As we walked along, fingers entwined, my little friends the stomach butterflies arrived back in droves. Pete confessed that he’d nearly kissed me three separate times: once at the Tuileries the night of La Nuit Blanche, which did not surprise me. Once on my birthday, which did. And finally, in his room after Gigi’s wake, when the two of us had been sitting so close that I could actually still smell his scent on me hours later up in my own bedroom in Lincoln City.

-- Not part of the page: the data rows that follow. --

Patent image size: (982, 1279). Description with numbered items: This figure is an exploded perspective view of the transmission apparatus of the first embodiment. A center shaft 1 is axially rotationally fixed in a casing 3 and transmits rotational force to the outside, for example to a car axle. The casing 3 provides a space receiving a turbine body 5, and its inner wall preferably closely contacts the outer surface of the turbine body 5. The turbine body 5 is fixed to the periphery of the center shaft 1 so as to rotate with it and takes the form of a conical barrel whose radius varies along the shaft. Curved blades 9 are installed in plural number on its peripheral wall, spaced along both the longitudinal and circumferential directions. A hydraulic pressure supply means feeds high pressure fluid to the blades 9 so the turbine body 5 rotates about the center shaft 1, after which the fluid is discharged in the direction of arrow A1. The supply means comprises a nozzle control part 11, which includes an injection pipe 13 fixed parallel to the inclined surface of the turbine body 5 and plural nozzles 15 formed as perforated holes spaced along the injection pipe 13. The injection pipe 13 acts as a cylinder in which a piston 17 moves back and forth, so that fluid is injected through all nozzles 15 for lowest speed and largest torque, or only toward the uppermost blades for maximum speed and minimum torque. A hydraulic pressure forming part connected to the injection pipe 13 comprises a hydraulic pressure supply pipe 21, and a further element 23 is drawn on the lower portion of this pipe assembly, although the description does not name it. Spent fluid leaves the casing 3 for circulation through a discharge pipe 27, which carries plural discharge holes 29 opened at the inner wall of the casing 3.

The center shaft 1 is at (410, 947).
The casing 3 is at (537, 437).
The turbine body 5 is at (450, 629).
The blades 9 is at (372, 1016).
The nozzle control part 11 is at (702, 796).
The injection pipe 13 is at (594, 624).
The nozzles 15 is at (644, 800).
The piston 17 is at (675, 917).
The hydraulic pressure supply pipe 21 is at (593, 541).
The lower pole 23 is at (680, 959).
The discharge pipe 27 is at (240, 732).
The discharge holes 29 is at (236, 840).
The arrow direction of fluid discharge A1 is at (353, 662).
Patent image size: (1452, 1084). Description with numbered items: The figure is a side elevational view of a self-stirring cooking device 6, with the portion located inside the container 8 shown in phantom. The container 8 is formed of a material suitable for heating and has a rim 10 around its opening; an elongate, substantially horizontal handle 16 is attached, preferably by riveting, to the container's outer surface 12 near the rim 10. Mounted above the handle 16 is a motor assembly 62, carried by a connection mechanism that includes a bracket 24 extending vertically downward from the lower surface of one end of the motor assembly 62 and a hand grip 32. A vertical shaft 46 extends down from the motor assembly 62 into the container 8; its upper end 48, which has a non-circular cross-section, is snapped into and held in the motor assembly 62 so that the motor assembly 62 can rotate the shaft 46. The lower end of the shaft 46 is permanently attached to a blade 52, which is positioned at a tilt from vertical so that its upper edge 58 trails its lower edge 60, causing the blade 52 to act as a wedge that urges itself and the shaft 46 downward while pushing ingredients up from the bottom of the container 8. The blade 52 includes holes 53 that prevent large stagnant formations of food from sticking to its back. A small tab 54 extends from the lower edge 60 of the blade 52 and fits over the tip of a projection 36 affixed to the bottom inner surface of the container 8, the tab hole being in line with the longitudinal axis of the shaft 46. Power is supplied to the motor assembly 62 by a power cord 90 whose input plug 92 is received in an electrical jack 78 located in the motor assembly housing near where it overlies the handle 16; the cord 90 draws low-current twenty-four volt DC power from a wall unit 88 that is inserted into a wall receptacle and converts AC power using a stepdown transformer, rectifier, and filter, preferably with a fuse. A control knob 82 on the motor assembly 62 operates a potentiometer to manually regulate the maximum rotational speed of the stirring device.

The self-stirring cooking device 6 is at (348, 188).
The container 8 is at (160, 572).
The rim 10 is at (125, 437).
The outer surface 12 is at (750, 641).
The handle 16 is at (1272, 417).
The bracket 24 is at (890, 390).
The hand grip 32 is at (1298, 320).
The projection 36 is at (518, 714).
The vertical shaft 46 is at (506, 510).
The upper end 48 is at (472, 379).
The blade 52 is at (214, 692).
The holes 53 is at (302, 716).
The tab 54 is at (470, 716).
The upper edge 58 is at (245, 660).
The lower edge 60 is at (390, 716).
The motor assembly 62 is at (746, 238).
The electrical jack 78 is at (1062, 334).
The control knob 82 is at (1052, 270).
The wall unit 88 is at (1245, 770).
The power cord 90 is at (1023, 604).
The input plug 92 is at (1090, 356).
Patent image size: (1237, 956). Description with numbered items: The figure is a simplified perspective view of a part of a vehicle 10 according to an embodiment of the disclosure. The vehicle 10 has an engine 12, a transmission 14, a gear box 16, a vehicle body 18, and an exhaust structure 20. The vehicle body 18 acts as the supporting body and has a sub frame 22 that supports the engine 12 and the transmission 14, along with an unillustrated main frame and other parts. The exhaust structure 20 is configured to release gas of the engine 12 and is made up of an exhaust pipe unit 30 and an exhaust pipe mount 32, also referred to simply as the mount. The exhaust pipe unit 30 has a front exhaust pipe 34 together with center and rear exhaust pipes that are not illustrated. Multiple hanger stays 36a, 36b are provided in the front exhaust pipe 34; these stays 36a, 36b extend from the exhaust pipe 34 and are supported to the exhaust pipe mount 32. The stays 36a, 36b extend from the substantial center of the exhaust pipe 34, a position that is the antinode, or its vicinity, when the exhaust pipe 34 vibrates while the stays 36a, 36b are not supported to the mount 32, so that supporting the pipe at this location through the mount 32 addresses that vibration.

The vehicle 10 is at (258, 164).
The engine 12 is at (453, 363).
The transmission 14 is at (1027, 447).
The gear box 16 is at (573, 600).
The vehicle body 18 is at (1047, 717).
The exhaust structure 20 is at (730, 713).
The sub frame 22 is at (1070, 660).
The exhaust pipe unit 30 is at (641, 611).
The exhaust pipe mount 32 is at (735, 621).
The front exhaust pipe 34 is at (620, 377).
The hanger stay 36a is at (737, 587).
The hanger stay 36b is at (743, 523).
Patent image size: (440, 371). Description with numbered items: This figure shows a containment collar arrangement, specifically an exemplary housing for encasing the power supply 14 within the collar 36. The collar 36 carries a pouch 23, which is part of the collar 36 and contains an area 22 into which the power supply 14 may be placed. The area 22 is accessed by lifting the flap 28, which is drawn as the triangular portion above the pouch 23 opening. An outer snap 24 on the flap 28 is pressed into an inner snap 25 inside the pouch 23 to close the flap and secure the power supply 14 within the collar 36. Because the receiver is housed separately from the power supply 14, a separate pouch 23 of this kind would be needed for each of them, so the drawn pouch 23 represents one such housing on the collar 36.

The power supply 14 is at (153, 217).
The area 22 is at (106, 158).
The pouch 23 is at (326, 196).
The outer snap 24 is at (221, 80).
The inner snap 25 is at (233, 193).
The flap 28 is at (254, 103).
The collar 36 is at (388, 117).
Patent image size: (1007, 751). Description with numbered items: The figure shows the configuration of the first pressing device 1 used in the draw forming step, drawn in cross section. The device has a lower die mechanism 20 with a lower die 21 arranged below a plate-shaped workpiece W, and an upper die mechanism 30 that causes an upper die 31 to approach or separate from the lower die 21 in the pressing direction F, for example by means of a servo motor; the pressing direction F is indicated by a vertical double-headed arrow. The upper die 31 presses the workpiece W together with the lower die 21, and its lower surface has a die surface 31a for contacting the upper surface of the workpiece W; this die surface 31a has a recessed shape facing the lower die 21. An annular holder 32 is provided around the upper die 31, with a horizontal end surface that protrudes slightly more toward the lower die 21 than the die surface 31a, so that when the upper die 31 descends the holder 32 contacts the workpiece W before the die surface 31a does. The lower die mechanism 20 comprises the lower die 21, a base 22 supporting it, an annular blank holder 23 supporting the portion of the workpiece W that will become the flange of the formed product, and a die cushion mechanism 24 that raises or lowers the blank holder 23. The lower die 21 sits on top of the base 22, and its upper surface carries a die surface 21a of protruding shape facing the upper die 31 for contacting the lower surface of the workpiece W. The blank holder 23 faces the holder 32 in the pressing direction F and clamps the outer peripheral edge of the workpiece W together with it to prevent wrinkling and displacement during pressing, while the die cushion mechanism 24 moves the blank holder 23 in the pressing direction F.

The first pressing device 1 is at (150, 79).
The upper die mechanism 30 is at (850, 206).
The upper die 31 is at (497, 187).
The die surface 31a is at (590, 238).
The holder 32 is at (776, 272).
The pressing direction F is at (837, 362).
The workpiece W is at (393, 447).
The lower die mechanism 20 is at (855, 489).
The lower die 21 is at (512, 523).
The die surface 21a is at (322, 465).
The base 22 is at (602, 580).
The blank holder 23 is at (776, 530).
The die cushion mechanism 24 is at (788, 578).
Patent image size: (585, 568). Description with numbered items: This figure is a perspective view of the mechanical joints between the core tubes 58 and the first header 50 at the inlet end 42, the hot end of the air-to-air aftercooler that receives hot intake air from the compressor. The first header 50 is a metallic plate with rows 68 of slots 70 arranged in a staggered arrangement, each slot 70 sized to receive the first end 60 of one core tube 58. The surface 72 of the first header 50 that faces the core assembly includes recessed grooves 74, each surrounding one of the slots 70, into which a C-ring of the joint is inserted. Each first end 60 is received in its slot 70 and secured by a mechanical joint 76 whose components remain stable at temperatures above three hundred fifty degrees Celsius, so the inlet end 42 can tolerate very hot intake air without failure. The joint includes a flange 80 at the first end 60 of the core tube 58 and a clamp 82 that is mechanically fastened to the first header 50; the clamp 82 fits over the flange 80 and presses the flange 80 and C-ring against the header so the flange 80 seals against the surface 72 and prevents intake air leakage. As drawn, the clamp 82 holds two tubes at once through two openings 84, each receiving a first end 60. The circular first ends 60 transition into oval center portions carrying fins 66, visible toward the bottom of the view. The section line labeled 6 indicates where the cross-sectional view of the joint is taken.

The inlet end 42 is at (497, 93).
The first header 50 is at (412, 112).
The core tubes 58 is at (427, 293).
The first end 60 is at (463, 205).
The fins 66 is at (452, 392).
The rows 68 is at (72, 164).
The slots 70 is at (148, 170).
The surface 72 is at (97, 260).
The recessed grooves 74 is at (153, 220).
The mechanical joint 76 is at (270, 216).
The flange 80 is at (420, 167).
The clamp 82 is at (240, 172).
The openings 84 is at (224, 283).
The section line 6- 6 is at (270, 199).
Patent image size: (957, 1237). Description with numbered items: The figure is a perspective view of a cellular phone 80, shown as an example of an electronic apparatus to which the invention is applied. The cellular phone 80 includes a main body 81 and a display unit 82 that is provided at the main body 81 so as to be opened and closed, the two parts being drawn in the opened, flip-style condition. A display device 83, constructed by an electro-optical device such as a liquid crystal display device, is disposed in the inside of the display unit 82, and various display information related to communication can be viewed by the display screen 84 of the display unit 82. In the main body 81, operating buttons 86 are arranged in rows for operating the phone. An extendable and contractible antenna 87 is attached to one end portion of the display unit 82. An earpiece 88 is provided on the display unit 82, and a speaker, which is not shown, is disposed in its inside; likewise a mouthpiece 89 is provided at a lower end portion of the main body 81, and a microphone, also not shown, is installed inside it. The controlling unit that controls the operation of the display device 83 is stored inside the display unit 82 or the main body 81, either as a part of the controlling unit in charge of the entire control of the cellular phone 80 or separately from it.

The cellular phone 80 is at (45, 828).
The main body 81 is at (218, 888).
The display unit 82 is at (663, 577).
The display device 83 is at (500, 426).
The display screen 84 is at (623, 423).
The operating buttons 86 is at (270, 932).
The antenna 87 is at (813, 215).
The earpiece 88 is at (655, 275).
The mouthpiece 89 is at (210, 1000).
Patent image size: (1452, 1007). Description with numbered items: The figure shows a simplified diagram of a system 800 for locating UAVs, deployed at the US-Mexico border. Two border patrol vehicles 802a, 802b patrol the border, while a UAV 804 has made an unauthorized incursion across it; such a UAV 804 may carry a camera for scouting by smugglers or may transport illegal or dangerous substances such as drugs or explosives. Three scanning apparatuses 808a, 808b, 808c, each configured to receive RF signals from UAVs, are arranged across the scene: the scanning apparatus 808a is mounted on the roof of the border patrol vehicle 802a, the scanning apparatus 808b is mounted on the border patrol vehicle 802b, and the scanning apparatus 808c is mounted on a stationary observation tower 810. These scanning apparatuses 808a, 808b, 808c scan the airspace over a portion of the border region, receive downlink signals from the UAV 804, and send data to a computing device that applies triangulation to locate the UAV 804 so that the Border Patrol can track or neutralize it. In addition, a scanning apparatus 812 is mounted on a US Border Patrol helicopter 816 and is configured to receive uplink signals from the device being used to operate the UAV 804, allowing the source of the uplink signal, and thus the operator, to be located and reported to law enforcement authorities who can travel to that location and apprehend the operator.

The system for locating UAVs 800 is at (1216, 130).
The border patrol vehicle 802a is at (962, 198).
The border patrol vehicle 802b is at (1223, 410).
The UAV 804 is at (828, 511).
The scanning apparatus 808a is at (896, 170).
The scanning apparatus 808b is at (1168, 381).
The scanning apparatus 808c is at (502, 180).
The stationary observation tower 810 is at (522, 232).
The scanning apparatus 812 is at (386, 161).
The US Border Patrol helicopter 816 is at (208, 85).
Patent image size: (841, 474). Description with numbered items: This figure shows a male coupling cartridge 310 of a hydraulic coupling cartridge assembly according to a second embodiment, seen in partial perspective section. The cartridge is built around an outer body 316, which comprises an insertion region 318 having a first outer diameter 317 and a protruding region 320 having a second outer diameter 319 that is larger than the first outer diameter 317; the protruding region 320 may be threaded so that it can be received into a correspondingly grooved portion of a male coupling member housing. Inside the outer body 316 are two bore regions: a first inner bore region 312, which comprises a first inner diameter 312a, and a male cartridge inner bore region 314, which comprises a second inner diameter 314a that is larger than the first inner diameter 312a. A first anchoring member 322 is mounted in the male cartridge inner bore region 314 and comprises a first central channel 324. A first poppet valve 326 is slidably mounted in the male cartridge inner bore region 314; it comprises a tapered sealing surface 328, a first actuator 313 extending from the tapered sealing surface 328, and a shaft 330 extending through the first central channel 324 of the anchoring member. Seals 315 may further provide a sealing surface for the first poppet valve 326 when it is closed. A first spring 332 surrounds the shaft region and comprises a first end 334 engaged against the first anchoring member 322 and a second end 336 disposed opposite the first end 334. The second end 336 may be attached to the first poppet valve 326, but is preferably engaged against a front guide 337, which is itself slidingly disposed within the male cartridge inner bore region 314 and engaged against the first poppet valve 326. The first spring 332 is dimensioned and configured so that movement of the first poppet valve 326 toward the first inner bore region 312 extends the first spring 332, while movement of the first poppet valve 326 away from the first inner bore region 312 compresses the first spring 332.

When we’d strolled half a mile, Pete pulled me in front of him at the railing, both of us facing out to sea. He slid his hands around my waist and bent his face forward so that our cheeks touched as we watched the waves rolling in and out along the shore.
“So, I have to ask,” he finally said, pulling me closer. “Are you sure you’re over Sutton? Because I heard a rumor that you guys still talk a couple of times a week.”